I cringe now when I think of some of the pictures I first took, and the ridiculous accompanying texts I often came up with. However, slowly but surely, I cared how these pictures looked and what they meant to me, whether they reached an audience or not. I had done creative things before, but none had satisfied me in the way taking a photograph did. As time went on people (who I don’t think were bots!) began to leave constructive comments and positive feedback on my Instagram page. Some people even seemed to love them. There’s no nicer feeling.
Then, in February 2017, Roberto Cappellino – a local musician – got in touch. He wanted some promo shots for a forthcoming album and was struggling to find the right thing. His first message read, “Your photos have a certain loneliness to them” and when I read that I felt that somebody got what I was doing.
The pictures you see here are very much about the art of collaboration and how “out of nothing, comes something”. I haven’t used lighting or props, but Watford has a certain architectural charm – with its car parks, shopping centres, telephone exchange and underpasses – that grew on me. I started to look more closely during my daily commute and began to see beauty in the angles and shadows. I took note of the light, and I used dirty glass, the rain at night and the emptiness of this satellite town to create atmosphere.
The pictures of Roberto were taken over three sessions utilising those same techniques. I had taken pictures of people before but very much with them being unaware of the act of photographing. Getting someone to relax when formally posing felt daunting, but in the end I realised I could distract people so that they didn’t overthink it. I felt I could show this man to others the way he wanted to be seen.

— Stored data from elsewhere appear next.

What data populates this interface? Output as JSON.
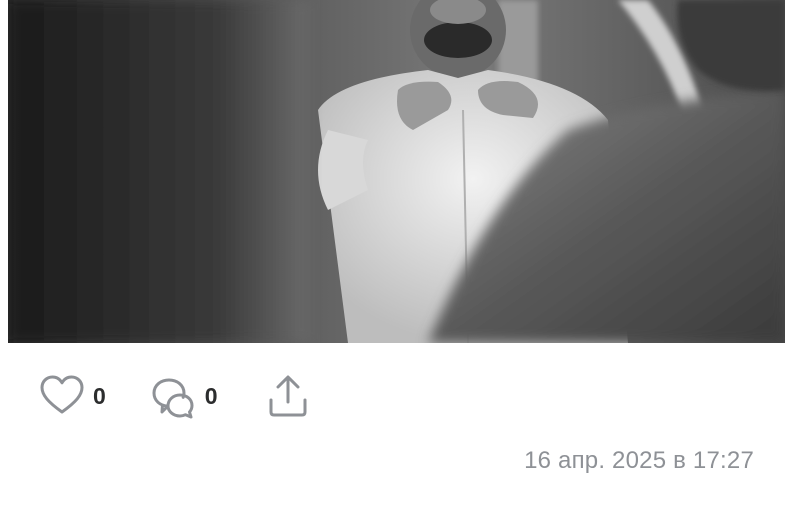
{
  "post": {
    "photo": {
      "description_icon": "photo-image"
    },
    "actions": {
      "like": {
        "icon": "heart-icon",
        "count": "0"
      },
      "comment": {
        "icon": "comment-bubbles-icon",
        "count": "0"
      },
      "share": {
        "icon": "share-upload-icon"
      }
    },
    "timestamp": "16 апр. 2025 в 17:27"
  },
  "colors": {
    "icon": "#8e9196",
    "count_text": "#2c2d2e",
    "timestamp_text": "#8e9196",
    "background": "#ffffff"
  }
}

The music from Ghost Town lends itself to all these images. The isolation and what some see as a bleak representation isn’t purposeful. It’s just what I reacted to each day. Then I found a story in these images. The lyrics on the album are about a period of time and a breakdown of a relationship, but they also imply that while endings can be painful, everything changes, that things will get better.
The brief period of time these images cover also show how Watford is changing. Shiny new things appear daily and the unique ‘ugliness’ – what I see as beauty – is disappearing. Some people will prefer the new, others won’t. Some people move on, others don’t.